Netflix maintains a ridiculous number of specific genres for those nights when you want to (somewhat often) binge or (more likely) chill. Seriously, one site counts over 27. Thousand. (“Dark Canadian Dysfunctional-Family Dramas” sadly appears to be a null set.) I often find myself gravitating toward titles “Featuring a Strong Female Lead.” You can have your Jack Reachers and John Wicks—yah, I’m looking at you, Haus. I prefer the New Femme Wave with Emily Blunt (this and not that), Rooney Mara, and, sure, J-Law leading the pack. Comes now “Certain Women,” the product of a singular directorial mind and the strongest entry in her vastly underrated body of work.
That auteur is Kelly Reichardt. She writes and directs films as if on a mission to disprove any need for the Bechdel Test. In two of her previous outings, one woman (both played by Michelle Williams) stood front and center. Reichardt’s breakout films “Wendy and Lucy” and “Meek’s Cutoff” screened like Terrence Malick after spending twenty years reading The Feminine Mystique instead of releasing new movies. This time around, Reichardt multiplies the number of protagonists to match the power of her filmmaking skills.
“Certain Women” proceeds as three independent vignettes, each managing to overlap with the other with a shred of pretense. All of them take place in Big Sky country, but each serves a different slice of life there. Reichardt wisely paces her cinematic triptych. The opener, featuring the exasperated lawyer Laura Wells (an always exquisite Laura Dern), will shake any practitioner to the core. Laura is first seen in post-coital ennui with a chap who looks like the Brawny paper towel guy’s derpy brother. She returns to the office to find another man in need. Her client, Fuller (Jared Harris, not really shaking his Lane Pryce accent), won’t accept that he can’t sue for his personal injuries. If at first you don’t succeed litigiously, try and take a security guard hostage, then force your lawyer to read you his file. (Huh?) The setup is a bit preposterous, yet Dern’s every facial gesture conveys fear, disappointment, and disgust in equal measure. It’s a master class from one of our second-tier legends. Bonus: the audience is treated to a primer on workers’ compensation and private causes of action in tort. My professorial heart grew three times in the theater.
The second narrative is by far the weakest. Gina (Williams) and her husband Ryan reside in a tent in the middle of nowhere. Wouldn’t you know? Grizzly Adams from Part I is her spouse! Their makeshift abode resembles the Motel 6 option at a glamping resort. The couple is biding their time and beseeching a local shut-in to sell them his unused sandstone. Called in from a Portlandia skit, Gina annoyingly intends to build a house that “blends naturally” with the pristine local environment. Ryan is as inept as Fuller is crazy and almost derails the sales pitch. And that’s it: a request for rocks. Williams, once Reichardt’s muse, is relegated to third-string status. Although not bad, this chapter simply fails to compel. Many viewers already will find the movie hard to “get,” and the middle portion provides few visual or spoken hooks.

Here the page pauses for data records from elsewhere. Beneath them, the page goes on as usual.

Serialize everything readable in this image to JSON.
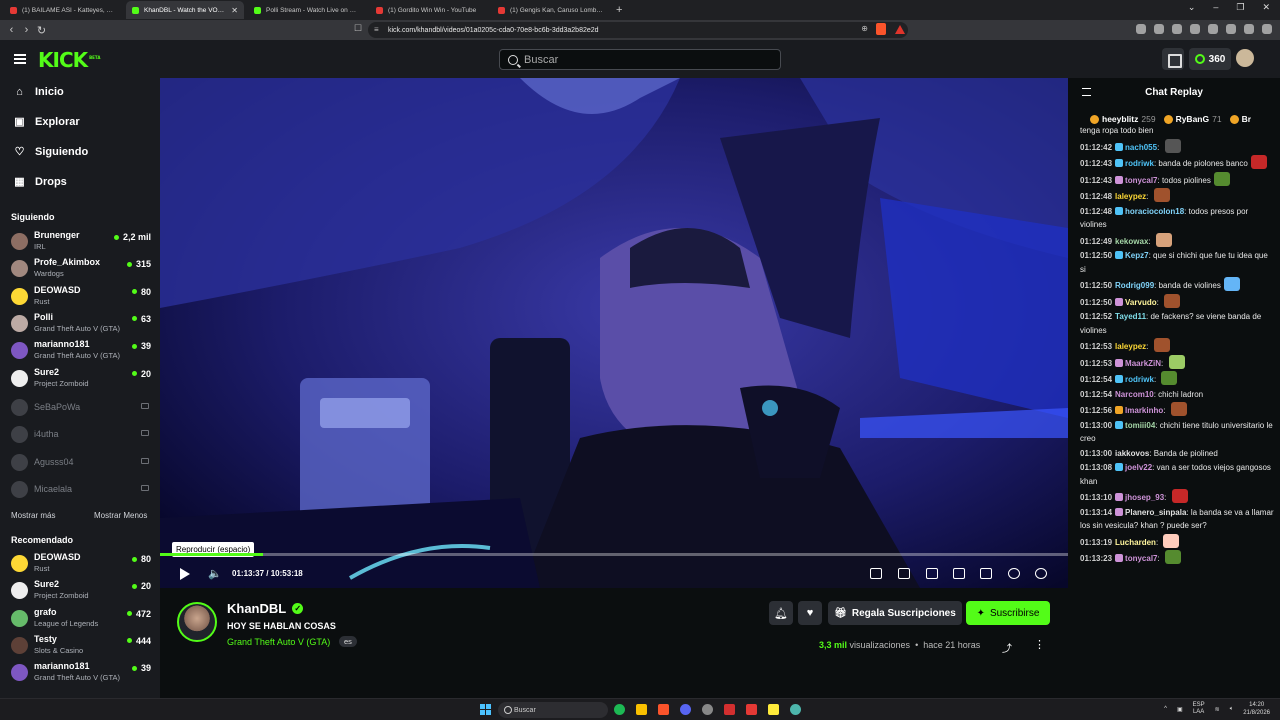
{
  "browser": {
    "tabs": [
      {
        "title": "(1) BAILAME ASI - Katteyes, Jere Kl...",
        "favicon_color": "#e53935",
        "active": false
      },
      {
        "title": "KhanDBL - Watch the VOD on K...",
        "favicon_color": "#53fc18",
        "active": true
      },
      {
        "title": "Polli Stream - Watch Live on Kick",
        "favicon_color": "#53fc18",
        "active": false
      },
      {
        "title": "(1) Gordito Win Win - YouTube",
        "favicon_color": "#e53935",
        "active": false
      },
      {
        "title": "(1) Gengis Kan, Caruso Lombardi y P...",
        "favicon_color": "#e53935",
        "active": false
      }
    ],
    "url": "kick.com/khandbl/videos/01a0205c-cda0-70e8-bc6b-3dd3a2b82e2d"
  },
  "header": {
    "logo": "KICK",
    "logo_sup": "BETA",
    "search_placeholder": "Buscar",
    "points": "360",
    "accent": "#53fc18"
  },
  "sidebar": {
    "nav": [
      {
        "label": "Inicio",
        "icon": "home-icon"
      },
      {
        "label": "Explorar",
        "icon": "compass-icon"
      },
      {
        "label": "Siguiendo",
        "icon": "heart-icon"
      },
      {
        "label": "Drops",
        "icon": "drops-icon"
      }
    ],
    "following_title": "Siguiendo",
    "following": [
      {
        "name": "Brunenger",
        "category": "IRL",
        "viewers": "2,2 mil",
        "color": "#8d6e63"
      },
      {
        "name": "Profe_Akimbox",
        "category": "Wardogs",
        "viewers": "315",
        "color": "#a1887f"
      },
      {
        "name": "DEOWASD",
        "category": "Rust",
        "viewers": "80",
        "color": "#fdd835"
      },
      {
        "name": "Polli",
        "category": "Grand Theft Auto V (GTA)",
        "viewers": "63",
        "color": "#bcaaa4"
      },
      {
        "name": "marianno181",
        "category": "Grand Theft Auto V (GTA)",
        "viewers": "39",
        "color": "#7e57c2"
      },
      {
        "name": "Sure2",
        "category": "Project Zomboid",
        "viewers": "20",
        "color": "#eeeeee"
      }
    ],
    "offline": [
      "SeBaPoWa",
      "i4utha",
      "Agusss04",
      "Micaelala"
    ],
    "show_more": "Mostrar más",
    "show_less": "Mostrar Menos",
    "recommended_title": "Recomendado",
    "recommended": [
      {
        "name": "DEOWASD",
        "category": "Rust",
        "viewers": "80",
        "color": "#fdd835"
      },
      {
        "name": "Sure2",
        "category": "Project Zomboid",
        "viewers": "20",
        "color": "#eeeeee"
      },
      {
        "name": "grafo",
        "category": "League of Legends",
        "viewers": "472",
        "color": "#66bb6a"
      },
      {
        "name": "Testy",
        "category": "Slots & Casino",
        "viewers": "444",
        "color": "#5d4037"
      },
      {
        "name": "marianno181",
        "category": "Grand Theft Auto V (GTA)",
        "viewers": "39",
        "color": "#7e57c2"
      }
    ]
  },
  "player": {
    "tooltip": "Reproducir (espacio)",
    "current_time": "01:13:37",
    "duration": "10:53:18",
    "time_separator": "/",
    "progress": 0.113
  },
  "stream": {
    "channel": "KhanDBL",
    "title": "HOY SE HABLAN COSAS",
    "category": "Grand Theft Auto V (GTA)",
    "language": "es",
    "gift_label": "Regala Suscripciones",
    "subscribe_label": "Suscribirse",
    "views": "3,3 mil",
    "views_label": "visualizaciones",
    "ago": "hace 21 horas"
  },
  "chat": {
    "title": "Chat Replay",
    "gifters": [
      {
        "name": "heeyblitz",
        "count": "259"
      },
      {
        "name": "RyBanG",
        "count": "71"
      },
      {
        "name": "Br",
        "count": ""
      }
    ],
    "first_line": "tenga ropa todo bien",
    "messages": [
      {
        "t": "01:12:42",
        "user": "nach055",
        "color": "#4fc3f7",
        "text": "",
        "badge": "#4fc3f7",
        "emote": "#555"
      },
      {
        "t": "01:12:43",
        "user": "rodriwk",
        "color": "#4fc3f7",
        "text": "banda de piolones banco",
        "badge": "#4fc3f7",
        "emote": "#c62828"
      },
      {
        "t": "01:12:43",
        "user": "tonycal7",
        "color": "#ce93d8",
        "text": "todos piolines",
        "badge": "#ce93d8",
        "emote": "#558b2f"
      },
      {
        "t": "01:12:48",
        "user": "laleypez",
        "color": "#fdd835",
        "text": "",
        "badge": "",
        "emote": "#a0522d"
      },
      {
        "t": "01:12:48",
        "user": "horaciocolon18",
        "color": "#81d4fa",
        "text": "todos presos por violines",
        "badge": "#4fc3f7",
        "emote": ""
      },
      {
        "t": "01:12:49",
        "user": "kekowax",
        "color": "#a5d6a7",
        "text": "",
        "badge": "",
        "emote": "#d7a27b"
      },
      {
        "t": "01:12:50",
        "user": "Kepz7",
        "color": "#81d4fa",
        "text": "que si chichi que fue tu idea que si",
        "badge": "#4fc3f7",
        "emote": ""
      },
      {
        "t": "01:12:50",
        "user": "Rodrig099",
        "color": "#81d4fa",
        "text": "banda de violines",
        "badge": "",
        "emote": "#64b5f6"
      },
      {
        "t": "01:12:50",
        "user": "Varvudo",
        "color": "#fff59d",
        "text": "",
        "badge": "#ce93d8",
        "emote": "#a0522d"
      },
      {
        "t": "01:12:52",
        "user": "Tayed11",
        "color": "#80deea",
        "text": "de fackens? se viene banda de violines",
        "badge": "",
        "emote": ""
      },
      {
        "t": "01:12:53",
        "user": "laleypez",
        "color": "#fdd835",
        "text": "",
        "badge": "",
        "emote": "#a0522d"
      },
      {
        "t": "01:12:53",
        "user": "MaarkZiN",
        "color": "#ce93d8",
        "text": "",
        "badge": "#ce93d8",
        "emote": "#9ccc65"
      },
      {
        "t": "01:12:54",
        "user": "rodriwk",
        "color": "#4fc3f7",
        "text": "",
        "badge": "#4fc3f7",
        "emote": "#558b2f"
      },
      {
        "t": "01:12:54",
        "user": "Narcom10",
        "color": "#ce93d8",
        "text": "chichi ladron",
        "badge": "",
        "emote": ""
      },
      {
        "t": "01:12:56",
        "user": "lmarkinho",
        "color": "#ce93d8",
        "text": "",
        "badge": "#f0a526",
        "emote": "#a0522d"
      },
      {
        "t": "01:13:00",
        "user": "tomiii04",
        "color": "#a5d6a7",
        "text": "chichi tiene titulo universitario le creo",
        "badge": "#4fc3f7",
        "emote": ""
      },
      {
        "t": "01:13:00",
        "user": "iakkovos",
        "color": "#e0e0e0",
        "text": "Banda de piolined",
        "badge": "",
        "emote": ""
      },
      {
        "t": "01:13:08",
        "user": "joelv22",
        "color": "#ce93d8",
        "text": "van a ser todos viejos gangosos khan",
        "badge": "#4fc3f7",
        "emote": ""
      },
      {
        "t": "01:13:10",
        "user": "jhosep_93",
        "color": "#ce93d8",
        "text": "",
        "badge": "#ce93d8",
        "emote": "#c62828"
      },
      {
        "t": "01:13:14",
        "user": "Planero_sinpala",
        "color": "#e0e0e0",
        "text": "la banda se va a llamar los sin vesicula? khan ? puede ser?",
        "badge": "#ce93d8",
        "emote": ""
      },
      {
        "t": "01:13:19",
        "user": "Lucharden",
        "color": "#fff59d",
        "text": "",
        "badge": "",
        "emote": "#ffccbc"
      },
      {
        "t": "01:13:23",
        "user": "tonycal7",
        "color": "#ce93d8",
        "text": "",
        "badge": "#ce93d8",
        "emote": "#558b2f"
      }
    ]
  },
  "taskbar": {
    "search_placeholder": "Buscar",
    "lang": "ESP",
    "lang2": "LAA",
    "time": "14:20",
    "date": "21/8/2026"
  }
}
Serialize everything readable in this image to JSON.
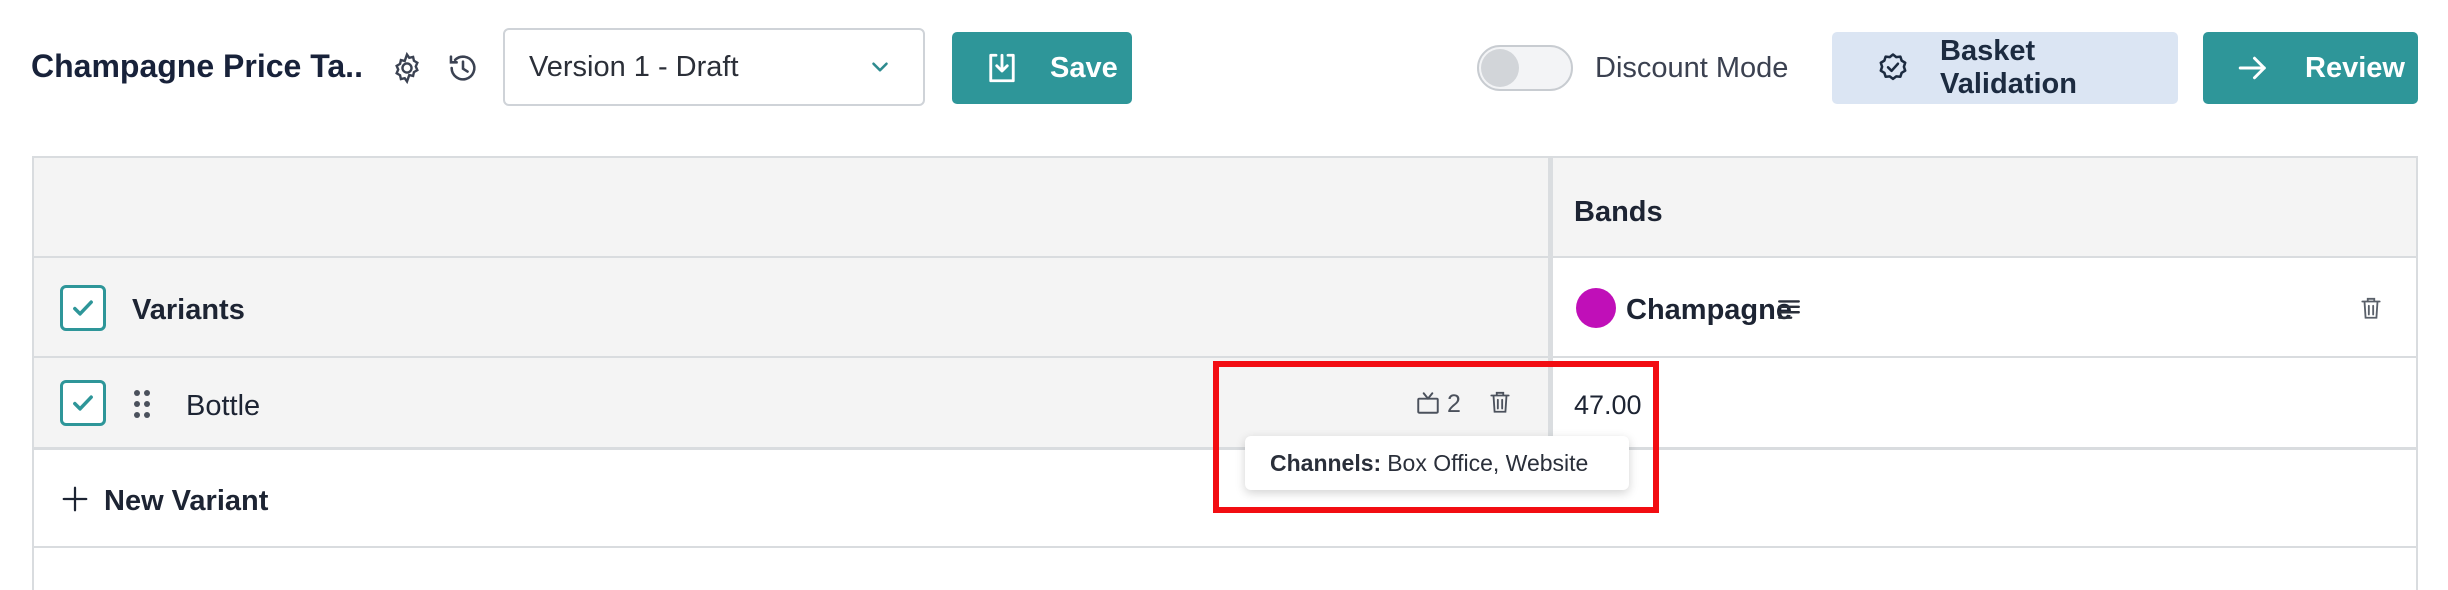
{
  "header": {
    "title": "Champagne Price Ta...",
    "settings_icon": "gear-icon",
    "history_icon": "history-icon",
    "version_select": {
      "value": "Version 1 - Draft"
    },
    "save_label": "Save",
    "discount_mode": {
      "label": "Discount Mode",
      "enabled": false
    },
    "basket_validation_label": "Basket Validation",
    "review_label": "Review"
  },
  "table": {
    "bands_header": "Bands",
    "variants_header": "Variants",
    "band": {
      "name": "Champagne",
      "color": "#c00fb8"
    },
    "rows": [
      {
        "name": "Bottle",
        "channel_count": "2",
        "price": "47.00",
        "checked": true
      }
    ],
    "new_variant_label": "New Variant"
  },
  "tooltip": {
    "key": "Channels:",
    "value": "Box Office, Website"
  },
  "colors": {
    "accent": "#2e9699",
    "basket_bg": "#dbe5f3",
    "highlight": "#f20d12"
  }
}
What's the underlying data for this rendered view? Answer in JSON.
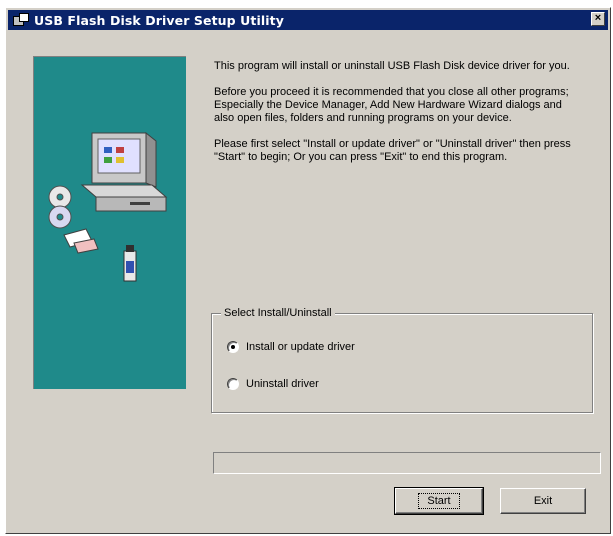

Her final set piece, though, is a revelation. I was half-certain that Kristen Stewart would be the third “woman.” Instead, Reichardt chooses an unknown actor to portray heart-rending, unrequited infatuation. This segment would wipe the floor with any other nominee for the Live Action Short Oscar if excised from the feature. Stewart dexterously plays Beth Travis, another (!) lawyer lecturing a handful of local teachers on “School Law” despite having no qualifications to do so. Law nerds, you have been forewarned. Clad in some entry-level Mom Jeans, Beth reads what sound like Westlaw headnotes for Goss v. Lopez and Tinker v. Des Moines off of notecards. It’s scintillating stuff. In truth, the action revolves around back-row interloper, Jamie (Lily Gladstone, quietly devastating), a young Native American woman who tends to horses by day and pursues Beth by night. Everything about their story transcends, and Gladstone steals the show. I can’t extol her and Stewart’s performances enough. Their final scene together—and Gladstone’s controlled acting afterward—absolutely slay.
This film is American art at its finest. As the current Yale Law School dean might say, it’s cinema qua cinema. Forget story arcs or even a background score. It exists solely for us to behold a director operating at the height of her powers. Stunning landscape shots will steal your breath. The camera doesn’t just film its women; it pierces their psyches (well, two-thirds of them). Call me old-fashioned. If a movie manages to be as sumptuous as this one, I’ll drop a Benjamin to revel in the quotidian any weekend.
CLGJr Verdict: An understated yet blistering, remarkable feminist statement of the highest order. Like almost all of Reichardt’s movies, this one won’t garner the wider respect it deserves. So, go and see it already, why don’t you?
Certain Women opened Friday October 14.